Hatchery Bill to be passed by next Parliament – Dr. Akabua
Dr Geoffrey Akabua, Deputy Director of Veterinary Services Department (VSD) in-charge of Veterinary Public Health and Food Safety, announced this at a Farmer Field School (FFS) at Dormaa-Ahenkro in the Dormaa Central Municipality of the Bono Region.
The programme, jointly organised by the Food and Agriculture Organisation (FAO), in collaboration with the Dormaa Poultry Farmers Association, was attended by more than 50 participants, including poultry farmers and other operators in the poultry value chain.
Dr Akabua explained the Bill suffered some challenges and was withdrawn to be fine-tuned for its passage into law.
“It is not only a hatchery law but a veterinary law which entails a lot,” he added.
Dr Akabua entreated poultry farmers to take into serious consideration the issue of maternal immunity and vaccination protocols before deciding on the vaccination type to administer between two and three weeks.

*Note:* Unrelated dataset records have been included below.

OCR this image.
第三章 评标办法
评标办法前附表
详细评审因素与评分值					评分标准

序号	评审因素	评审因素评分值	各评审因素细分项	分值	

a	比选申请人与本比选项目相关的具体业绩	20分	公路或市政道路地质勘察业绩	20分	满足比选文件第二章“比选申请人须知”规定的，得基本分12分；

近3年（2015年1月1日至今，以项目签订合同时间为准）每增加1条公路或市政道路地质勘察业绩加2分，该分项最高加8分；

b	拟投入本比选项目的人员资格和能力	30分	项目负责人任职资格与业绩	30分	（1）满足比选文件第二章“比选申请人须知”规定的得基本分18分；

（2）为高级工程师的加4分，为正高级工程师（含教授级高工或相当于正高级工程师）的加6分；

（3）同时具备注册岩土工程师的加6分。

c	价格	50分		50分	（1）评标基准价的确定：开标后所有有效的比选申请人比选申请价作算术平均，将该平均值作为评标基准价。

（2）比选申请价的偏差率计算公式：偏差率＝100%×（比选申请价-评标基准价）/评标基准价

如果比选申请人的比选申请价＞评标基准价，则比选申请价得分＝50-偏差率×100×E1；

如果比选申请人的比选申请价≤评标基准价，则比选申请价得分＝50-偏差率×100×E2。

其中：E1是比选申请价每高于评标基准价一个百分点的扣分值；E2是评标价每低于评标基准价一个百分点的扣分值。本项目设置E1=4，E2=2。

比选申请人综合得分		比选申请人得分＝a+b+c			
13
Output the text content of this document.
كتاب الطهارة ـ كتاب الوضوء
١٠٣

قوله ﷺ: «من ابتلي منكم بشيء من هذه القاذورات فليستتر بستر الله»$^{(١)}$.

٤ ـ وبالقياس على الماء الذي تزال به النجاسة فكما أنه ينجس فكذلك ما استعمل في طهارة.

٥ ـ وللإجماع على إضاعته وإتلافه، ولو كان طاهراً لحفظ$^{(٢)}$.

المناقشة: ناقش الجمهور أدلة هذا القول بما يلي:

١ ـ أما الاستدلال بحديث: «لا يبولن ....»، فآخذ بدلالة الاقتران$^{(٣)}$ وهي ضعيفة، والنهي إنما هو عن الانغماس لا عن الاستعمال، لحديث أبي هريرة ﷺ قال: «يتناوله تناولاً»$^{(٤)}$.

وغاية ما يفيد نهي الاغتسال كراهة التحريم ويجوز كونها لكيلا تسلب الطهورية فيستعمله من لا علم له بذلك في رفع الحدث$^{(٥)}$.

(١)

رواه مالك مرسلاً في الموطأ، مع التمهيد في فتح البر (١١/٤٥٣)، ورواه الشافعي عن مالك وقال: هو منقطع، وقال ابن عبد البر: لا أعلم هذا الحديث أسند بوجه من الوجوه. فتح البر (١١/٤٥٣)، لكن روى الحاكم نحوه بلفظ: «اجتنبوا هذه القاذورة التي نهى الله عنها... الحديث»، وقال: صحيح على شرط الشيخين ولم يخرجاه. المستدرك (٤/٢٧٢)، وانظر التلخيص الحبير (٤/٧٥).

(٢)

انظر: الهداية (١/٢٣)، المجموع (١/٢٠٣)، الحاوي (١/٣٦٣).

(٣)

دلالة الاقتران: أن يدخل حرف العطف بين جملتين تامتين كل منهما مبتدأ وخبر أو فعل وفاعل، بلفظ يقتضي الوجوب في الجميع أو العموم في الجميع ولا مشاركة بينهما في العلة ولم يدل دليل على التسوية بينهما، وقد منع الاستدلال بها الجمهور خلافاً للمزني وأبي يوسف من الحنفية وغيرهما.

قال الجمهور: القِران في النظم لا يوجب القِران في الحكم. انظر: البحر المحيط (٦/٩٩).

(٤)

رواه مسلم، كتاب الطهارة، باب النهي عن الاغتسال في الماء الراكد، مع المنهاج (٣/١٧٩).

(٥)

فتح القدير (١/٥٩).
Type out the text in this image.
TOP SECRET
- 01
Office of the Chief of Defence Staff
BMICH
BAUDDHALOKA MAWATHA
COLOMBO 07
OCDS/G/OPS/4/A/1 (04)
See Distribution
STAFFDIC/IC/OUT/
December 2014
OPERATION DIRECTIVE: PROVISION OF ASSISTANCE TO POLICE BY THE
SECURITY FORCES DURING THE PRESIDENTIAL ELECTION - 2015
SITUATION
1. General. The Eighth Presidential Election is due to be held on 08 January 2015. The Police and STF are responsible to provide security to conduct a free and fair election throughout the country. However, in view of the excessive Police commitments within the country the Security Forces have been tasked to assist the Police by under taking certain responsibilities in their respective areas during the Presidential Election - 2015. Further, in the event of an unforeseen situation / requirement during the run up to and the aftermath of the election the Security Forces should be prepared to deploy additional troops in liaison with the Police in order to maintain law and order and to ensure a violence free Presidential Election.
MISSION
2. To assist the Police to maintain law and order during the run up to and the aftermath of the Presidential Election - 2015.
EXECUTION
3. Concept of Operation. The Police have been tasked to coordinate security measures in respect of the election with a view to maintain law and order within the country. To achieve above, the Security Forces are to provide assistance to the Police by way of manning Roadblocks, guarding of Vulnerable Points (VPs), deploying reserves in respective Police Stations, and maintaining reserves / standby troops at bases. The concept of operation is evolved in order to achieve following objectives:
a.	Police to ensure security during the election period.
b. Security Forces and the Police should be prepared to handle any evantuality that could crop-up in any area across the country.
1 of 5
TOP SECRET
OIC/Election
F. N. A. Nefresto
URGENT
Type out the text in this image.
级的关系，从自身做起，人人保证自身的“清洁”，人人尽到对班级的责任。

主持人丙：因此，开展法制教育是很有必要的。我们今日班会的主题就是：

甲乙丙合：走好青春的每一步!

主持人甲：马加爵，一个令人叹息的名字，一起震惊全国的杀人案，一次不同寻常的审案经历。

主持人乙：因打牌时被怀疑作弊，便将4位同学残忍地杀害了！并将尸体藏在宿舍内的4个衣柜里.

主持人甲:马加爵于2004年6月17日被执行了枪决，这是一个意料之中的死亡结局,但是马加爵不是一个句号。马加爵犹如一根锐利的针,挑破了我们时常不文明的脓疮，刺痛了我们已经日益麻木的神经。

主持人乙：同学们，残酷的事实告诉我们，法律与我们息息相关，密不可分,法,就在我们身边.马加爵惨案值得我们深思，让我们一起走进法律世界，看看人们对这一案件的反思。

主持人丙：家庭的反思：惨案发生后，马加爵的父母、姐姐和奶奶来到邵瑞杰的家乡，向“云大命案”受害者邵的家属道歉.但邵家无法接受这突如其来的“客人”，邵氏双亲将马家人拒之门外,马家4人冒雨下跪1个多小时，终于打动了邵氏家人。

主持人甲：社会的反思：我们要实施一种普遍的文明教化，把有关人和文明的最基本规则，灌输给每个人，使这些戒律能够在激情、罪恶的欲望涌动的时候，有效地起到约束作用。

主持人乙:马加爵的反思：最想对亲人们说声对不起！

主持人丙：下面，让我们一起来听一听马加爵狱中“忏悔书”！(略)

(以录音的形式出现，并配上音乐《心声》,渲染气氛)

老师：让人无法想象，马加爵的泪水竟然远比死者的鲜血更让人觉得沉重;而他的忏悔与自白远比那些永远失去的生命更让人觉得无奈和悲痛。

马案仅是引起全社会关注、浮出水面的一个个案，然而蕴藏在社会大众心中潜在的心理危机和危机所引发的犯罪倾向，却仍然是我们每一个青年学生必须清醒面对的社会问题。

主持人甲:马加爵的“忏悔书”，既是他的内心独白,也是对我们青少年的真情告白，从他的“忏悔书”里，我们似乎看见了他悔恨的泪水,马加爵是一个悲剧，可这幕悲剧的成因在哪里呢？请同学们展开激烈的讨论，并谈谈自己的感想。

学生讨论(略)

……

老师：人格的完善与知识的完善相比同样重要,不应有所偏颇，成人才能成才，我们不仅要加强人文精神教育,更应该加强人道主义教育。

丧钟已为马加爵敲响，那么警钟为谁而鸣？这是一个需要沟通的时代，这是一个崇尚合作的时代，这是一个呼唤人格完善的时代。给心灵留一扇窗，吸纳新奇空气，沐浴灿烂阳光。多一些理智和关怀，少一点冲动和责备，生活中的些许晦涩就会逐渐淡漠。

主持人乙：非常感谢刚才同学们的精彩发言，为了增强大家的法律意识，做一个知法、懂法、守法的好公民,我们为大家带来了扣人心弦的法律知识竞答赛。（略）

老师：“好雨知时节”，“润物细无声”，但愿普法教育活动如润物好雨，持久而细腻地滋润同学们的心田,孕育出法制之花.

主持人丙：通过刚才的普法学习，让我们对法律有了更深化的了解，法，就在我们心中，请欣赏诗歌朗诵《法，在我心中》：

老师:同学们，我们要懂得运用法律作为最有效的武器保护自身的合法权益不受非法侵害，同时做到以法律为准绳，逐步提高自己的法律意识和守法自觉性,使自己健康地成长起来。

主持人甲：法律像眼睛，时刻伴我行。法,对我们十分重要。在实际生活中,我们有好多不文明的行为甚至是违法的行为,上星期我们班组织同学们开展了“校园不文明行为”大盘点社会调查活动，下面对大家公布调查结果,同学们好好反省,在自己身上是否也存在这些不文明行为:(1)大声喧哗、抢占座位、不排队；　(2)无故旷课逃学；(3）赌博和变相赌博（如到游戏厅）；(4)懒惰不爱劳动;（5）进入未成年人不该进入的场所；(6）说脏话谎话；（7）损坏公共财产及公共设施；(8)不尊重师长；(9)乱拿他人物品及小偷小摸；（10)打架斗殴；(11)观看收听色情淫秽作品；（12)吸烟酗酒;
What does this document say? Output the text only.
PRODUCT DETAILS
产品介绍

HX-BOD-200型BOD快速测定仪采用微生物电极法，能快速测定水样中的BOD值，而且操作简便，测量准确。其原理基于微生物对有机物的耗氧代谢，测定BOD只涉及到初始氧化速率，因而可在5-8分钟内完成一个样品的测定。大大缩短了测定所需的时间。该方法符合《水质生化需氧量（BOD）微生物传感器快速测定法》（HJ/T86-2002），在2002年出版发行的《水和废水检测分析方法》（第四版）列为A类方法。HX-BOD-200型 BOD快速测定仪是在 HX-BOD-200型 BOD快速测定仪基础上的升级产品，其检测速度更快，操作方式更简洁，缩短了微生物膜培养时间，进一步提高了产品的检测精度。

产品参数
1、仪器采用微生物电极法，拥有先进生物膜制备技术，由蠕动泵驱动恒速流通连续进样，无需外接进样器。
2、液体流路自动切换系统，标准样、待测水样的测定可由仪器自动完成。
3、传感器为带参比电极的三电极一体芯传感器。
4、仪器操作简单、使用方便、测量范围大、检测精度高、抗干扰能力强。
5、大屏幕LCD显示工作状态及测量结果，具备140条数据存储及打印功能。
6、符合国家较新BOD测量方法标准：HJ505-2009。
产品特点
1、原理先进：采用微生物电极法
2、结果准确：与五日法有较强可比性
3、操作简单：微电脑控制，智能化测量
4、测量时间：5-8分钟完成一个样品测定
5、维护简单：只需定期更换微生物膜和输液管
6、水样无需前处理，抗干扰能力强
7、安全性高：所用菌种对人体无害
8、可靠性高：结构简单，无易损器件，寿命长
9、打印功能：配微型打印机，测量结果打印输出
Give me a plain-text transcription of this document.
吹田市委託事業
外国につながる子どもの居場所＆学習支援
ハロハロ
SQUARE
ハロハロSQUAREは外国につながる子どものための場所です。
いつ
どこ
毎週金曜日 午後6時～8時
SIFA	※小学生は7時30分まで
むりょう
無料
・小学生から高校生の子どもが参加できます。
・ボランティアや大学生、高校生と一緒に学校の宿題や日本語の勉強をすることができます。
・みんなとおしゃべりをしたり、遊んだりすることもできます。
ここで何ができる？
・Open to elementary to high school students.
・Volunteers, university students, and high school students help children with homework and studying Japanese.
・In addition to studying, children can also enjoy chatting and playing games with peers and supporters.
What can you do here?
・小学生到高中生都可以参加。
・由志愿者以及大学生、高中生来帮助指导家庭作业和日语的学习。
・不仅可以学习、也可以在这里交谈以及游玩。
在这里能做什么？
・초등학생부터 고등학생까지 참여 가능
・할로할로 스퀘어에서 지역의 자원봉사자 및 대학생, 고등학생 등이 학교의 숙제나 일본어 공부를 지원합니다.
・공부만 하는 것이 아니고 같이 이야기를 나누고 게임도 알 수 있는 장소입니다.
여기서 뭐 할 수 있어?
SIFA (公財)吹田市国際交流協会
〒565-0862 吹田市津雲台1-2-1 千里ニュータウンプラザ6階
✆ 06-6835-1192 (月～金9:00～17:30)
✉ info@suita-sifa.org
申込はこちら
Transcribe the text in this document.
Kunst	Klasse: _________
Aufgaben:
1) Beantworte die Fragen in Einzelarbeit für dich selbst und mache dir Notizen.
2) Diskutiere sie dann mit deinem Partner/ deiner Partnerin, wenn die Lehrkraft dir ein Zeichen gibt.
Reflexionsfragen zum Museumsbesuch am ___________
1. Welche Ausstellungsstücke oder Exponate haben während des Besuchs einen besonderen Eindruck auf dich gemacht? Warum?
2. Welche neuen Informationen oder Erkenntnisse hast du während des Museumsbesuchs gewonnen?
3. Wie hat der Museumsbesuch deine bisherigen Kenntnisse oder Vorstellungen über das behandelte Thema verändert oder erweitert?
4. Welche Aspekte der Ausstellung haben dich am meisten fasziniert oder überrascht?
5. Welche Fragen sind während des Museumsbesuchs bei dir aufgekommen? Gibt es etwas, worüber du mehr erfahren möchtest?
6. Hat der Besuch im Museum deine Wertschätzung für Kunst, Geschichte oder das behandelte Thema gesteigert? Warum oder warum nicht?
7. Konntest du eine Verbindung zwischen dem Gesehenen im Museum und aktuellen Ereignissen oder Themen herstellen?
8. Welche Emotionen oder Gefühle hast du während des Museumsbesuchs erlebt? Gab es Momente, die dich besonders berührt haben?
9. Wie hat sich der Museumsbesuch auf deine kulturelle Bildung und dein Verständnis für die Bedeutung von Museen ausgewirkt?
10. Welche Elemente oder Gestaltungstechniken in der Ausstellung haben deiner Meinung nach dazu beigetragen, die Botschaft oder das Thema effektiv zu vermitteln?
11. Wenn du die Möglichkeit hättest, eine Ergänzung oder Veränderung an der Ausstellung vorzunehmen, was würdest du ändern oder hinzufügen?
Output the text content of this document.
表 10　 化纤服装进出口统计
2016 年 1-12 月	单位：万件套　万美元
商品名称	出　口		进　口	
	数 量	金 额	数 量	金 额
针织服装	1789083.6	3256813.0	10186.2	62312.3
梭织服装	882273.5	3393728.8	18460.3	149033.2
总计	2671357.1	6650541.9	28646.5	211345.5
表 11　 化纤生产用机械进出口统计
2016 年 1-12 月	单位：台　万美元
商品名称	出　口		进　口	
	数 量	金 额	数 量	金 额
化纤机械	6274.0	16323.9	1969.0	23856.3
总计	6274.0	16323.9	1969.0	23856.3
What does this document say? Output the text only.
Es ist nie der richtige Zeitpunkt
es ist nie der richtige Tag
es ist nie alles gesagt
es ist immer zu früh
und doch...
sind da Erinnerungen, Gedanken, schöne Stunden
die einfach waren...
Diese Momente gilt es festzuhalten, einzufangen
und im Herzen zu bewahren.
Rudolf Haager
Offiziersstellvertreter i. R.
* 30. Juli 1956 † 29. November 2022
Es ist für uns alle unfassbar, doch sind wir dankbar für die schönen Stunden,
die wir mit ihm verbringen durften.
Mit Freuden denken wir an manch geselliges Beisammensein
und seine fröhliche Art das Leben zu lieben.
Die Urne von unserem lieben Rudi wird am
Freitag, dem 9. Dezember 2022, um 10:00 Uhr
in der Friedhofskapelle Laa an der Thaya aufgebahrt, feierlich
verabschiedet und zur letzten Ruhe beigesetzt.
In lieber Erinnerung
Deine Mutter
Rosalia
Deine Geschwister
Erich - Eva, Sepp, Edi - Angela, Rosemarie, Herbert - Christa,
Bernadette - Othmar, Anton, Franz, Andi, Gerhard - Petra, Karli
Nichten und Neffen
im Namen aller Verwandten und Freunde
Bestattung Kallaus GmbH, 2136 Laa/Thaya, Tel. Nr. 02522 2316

He thanked the FAO for embarking on the exercise, saying “report reaching the VSD indicated the farmers at the FFS were showing seriousness and are now seeing the importance of the exercise.”
“They have come to appreciate and know the difference in overly indiscriminate antibiotic use. They have realised the difference is negligible and can even do without them,” Dr Akabua added.
Dr. Benjamin Adjei, Assistant FAO Representative, Ghana, urged the farmer-students to apply the concept to improve the performance of their businesses.
The FAO Representative called for the strengthening of the farmers’ association and leaders to uphold the principle of transparency in their tasks to overcome challenges.
Dr Yaw Gyekye, Ahafo Regional Veterinary Officer, said the aim of the FFS approach is to help poultry farmers to reduce excessive use of Antimicrobial Resistance (AMR) and scale up poultry production.
He encouraged them not to despair when they experience low production levels, stressing “that is the time you need to evaluate your Agro-Ecological System Analysis, as lots of factors influence egg production and growth.”
Dr Gyekye appealed to the farmers to invite veterinary officers to determine course of death of birds and disease affecting them rather than blaming it on AMR and entreated them to prioritise and promote biosecurity as a foundation to reduce or eliminate it.
He expressed optimism that attitude and behaviour change would materialize gradually with the education, knowledge, expertise, information and enlightenment they had received from the resource persons.
Dr Gyekye advised the farmers and agents who imported day old chicks to demand health certificates from source indicating which injection strain has been given to the day old chicks.
Dr. Eric Koka, Social Scientist, FAO Project, urged stakeholders including feed millers, egg sellers and poultry drug sellers to be actively involved by playing their roles effectively to build and grow sustainable jobs in the poultry sector.
Mr. Dei Kusi, the Chairman, Dormaa Poultry Farmers Association, appealed to the FAO to support the Association to get equipment for the Veterinary Laboratory at Dormaa-Ahenkro for diagnosis and treatment of diseases of birds.
Participants shared and exchanged ideas after observing chicken pens run on FFS and farm practice of the host/model farm for the FFS project.